Sunday, November 30, 2008
Sometimes at night
Sometimes at night, as I am drifting off to sleep, I can feel his arm around me, the hair from his chest on my back. I used to like to rub his arm, feel the soft hair, play with his fingers. I felt safe there, and I slept better than I ever slept with anyone. There was much that I loved about him. His kindness, his gentleness, his interest in various things. There was much that annoyed me about him, but they were insignificant. I don't know if I had stayed sober if we could have worked out our differences, or if it would have come to a head in a different way. We got off to a bad start, I was already being slowly and methodically crippled by my disease, and he hadn't signed up for that. It was not his problem, nor his burden. I got well briefly, and things were pretty terrific for that short time. I had no idea how thin the ice was that I was walking on. When I fell, I fell hard, and I couldn't get back up. I couldn't pull myself out of the abyss. I've never been in such a dark, hopeless, empty place. Everything that I tried to do to save myself failed. The help sent to me, I rejected wholly.

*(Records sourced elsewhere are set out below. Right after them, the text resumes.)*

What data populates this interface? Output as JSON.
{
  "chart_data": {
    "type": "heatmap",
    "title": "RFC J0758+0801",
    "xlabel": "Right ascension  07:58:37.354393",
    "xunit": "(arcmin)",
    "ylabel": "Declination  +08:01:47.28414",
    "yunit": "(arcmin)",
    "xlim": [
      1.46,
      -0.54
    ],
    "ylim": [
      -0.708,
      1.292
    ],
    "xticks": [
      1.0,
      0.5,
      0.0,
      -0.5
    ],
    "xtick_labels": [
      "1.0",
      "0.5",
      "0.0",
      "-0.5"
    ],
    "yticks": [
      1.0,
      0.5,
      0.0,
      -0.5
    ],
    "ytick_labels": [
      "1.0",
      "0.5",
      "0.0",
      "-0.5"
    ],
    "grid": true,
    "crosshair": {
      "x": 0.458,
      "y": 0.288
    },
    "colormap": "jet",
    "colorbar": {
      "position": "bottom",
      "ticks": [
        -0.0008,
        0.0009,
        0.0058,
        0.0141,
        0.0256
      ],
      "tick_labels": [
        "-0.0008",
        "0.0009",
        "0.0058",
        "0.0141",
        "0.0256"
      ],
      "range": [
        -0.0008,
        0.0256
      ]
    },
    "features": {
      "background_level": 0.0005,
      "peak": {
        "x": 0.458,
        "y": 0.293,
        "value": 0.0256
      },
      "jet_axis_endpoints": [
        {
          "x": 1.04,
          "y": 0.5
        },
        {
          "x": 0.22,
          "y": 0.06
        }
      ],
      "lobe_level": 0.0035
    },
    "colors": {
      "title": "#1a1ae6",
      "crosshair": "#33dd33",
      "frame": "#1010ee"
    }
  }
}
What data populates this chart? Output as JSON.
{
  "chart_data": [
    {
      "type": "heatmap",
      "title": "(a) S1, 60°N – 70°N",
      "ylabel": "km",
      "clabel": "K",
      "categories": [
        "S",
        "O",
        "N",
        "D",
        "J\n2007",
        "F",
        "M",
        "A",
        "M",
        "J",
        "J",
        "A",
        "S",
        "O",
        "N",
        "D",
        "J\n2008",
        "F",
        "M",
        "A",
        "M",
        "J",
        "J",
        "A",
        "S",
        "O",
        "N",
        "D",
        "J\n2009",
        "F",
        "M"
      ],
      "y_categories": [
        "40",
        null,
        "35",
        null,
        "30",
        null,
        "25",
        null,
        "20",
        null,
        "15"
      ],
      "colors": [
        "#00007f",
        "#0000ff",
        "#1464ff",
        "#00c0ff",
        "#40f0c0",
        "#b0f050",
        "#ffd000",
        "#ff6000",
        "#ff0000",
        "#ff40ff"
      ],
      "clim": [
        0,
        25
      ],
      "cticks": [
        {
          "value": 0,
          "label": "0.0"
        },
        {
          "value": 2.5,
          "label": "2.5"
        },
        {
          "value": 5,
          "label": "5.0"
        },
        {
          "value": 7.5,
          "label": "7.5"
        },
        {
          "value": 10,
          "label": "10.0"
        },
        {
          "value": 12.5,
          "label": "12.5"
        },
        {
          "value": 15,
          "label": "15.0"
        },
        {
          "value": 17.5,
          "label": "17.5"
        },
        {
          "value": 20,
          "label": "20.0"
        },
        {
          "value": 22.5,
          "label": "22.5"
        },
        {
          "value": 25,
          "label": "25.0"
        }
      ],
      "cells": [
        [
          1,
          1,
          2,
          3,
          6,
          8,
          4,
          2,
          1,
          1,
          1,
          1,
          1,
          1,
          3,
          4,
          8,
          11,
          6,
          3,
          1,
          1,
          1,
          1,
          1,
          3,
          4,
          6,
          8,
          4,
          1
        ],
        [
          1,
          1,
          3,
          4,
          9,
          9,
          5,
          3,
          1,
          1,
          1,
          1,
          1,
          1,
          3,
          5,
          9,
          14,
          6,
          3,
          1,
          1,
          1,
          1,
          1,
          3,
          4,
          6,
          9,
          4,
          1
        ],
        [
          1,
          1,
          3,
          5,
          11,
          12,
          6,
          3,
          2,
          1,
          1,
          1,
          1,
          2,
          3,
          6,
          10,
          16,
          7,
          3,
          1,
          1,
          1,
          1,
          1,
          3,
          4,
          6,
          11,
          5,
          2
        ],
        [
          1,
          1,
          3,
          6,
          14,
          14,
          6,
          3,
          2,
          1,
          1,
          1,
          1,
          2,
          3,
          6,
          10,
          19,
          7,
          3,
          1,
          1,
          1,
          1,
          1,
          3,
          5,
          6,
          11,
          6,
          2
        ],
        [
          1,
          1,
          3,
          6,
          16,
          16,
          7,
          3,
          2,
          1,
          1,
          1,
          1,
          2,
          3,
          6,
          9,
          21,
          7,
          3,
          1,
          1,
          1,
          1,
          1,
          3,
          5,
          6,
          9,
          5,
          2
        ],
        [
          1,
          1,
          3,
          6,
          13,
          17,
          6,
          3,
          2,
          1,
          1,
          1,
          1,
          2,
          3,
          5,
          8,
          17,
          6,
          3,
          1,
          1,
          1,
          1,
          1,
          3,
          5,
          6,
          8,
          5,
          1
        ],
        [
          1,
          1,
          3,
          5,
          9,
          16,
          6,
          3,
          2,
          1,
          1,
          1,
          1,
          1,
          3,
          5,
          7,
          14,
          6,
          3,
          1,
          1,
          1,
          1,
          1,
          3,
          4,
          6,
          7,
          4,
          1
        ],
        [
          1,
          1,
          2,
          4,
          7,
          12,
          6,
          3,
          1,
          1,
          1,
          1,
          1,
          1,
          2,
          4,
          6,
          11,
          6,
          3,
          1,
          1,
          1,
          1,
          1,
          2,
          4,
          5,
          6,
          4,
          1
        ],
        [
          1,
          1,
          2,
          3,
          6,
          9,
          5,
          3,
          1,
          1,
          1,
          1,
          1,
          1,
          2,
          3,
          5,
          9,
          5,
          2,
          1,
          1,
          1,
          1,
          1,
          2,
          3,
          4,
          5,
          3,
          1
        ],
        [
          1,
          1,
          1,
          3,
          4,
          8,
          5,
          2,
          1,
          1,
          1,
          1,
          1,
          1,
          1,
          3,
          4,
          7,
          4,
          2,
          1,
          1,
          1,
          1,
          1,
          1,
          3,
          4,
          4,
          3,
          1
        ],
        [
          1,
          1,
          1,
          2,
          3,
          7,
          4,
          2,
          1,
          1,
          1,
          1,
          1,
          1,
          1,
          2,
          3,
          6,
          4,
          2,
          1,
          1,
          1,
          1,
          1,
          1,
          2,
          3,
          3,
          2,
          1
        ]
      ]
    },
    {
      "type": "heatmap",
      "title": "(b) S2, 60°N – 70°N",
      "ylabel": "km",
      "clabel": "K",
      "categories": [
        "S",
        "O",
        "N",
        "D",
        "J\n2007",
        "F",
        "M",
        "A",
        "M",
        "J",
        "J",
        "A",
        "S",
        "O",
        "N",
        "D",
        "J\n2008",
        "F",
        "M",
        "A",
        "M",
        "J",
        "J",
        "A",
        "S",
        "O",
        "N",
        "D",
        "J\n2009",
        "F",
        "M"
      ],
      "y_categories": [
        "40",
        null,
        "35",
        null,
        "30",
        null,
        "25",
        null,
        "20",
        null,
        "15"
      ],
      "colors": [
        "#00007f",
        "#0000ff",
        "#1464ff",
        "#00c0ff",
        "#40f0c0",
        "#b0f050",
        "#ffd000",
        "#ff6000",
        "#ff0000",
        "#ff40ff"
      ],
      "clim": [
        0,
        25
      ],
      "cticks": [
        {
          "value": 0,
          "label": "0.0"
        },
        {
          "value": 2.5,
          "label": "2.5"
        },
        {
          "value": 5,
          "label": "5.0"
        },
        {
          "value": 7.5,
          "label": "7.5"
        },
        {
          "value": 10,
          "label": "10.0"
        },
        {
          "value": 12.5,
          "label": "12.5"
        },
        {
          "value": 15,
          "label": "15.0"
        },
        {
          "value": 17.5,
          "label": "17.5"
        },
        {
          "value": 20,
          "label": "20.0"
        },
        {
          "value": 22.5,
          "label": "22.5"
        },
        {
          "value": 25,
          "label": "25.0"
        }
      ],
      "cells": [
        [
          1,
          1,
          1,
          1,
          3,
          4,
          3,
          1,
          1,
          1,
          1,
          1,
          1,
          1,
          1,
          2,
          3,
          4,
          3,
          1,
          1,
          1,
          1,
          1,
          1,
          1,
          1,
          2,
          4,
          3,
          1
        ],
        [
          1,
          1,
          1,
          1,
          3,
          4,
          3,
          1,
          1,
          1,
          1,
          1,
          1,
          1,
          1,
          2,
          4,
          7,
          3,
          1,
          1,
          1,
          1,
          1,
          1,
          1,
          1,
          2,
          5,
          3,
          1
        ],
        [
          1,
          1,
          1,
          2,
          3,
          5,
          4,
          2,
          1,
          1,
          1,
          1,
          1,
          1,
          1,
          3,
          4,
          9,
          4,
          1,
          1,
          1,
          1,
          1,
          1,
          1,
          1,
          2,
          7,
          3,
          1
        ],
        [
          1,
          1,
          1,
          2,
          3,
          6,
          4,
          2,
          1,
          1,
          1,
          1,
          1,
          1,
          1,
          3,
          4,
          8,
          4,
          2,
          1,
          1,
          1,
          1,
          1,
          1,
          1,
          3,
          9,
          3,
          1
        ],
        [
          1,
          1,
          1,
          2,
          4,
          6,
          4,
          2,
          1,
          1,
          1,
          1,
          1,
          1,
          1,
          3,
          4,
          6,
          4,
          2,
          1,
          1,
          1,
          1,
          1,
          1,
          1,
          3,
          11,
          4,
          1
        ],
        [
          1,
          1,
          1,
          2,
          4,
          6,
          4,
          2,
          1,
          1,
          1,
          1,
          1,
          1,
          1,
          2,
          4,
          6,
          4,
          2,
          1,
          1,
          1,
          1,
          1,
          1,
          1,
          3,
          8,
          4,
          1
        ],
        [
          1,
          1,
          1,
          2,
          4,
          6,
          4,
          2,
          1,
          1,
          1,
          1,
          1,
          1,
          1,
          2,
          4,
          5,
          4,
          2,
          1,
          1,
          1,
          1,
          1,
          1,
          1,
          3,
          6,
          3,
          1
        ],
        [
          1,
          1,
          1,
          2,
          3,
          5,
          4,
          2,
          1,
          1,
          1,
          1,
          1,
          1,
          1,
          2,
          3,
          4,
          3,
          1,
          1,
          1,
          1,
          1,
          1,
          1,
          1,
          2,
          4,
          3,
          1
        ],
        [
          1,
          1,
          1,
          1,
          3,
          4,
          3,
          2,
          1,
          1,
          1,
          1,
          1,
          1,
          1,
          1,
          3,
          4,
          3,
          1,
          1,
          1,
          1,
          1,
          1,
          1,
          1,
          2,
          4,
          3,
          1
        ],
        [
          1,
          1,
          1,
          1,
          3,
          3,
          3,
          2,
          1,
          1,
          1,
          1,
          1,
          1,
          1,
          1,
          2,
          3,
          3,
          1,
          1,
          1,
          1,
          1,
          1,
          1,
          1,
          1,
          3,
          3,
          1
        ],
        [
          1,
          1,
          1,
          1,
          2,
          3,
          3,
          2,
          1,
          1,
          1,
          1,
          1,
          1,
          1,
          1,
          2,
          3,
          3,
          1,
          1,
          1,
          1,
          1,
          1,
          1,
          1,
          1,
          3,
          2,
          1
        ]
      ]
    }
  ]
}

The bargains I made with myself, the illusion I created around me that it wasn't that bad were simply that; stupid bargains and grand illusions. Even now, it's really hard to look at what I did. I put on a brave face, and march forward, brushing off the reality, putting blame where it doesn't belong. But, sometimes at night, when it is just me, I face it simply because it won't let me be. Sometimes at night, my emotions run the entire spectrum of grief. Sometimes at night, I react to those emotions and act stupid. But in the end, sometimes at night, I wonder; will this overwhelming feeling of devastating loss ever lose its power over me?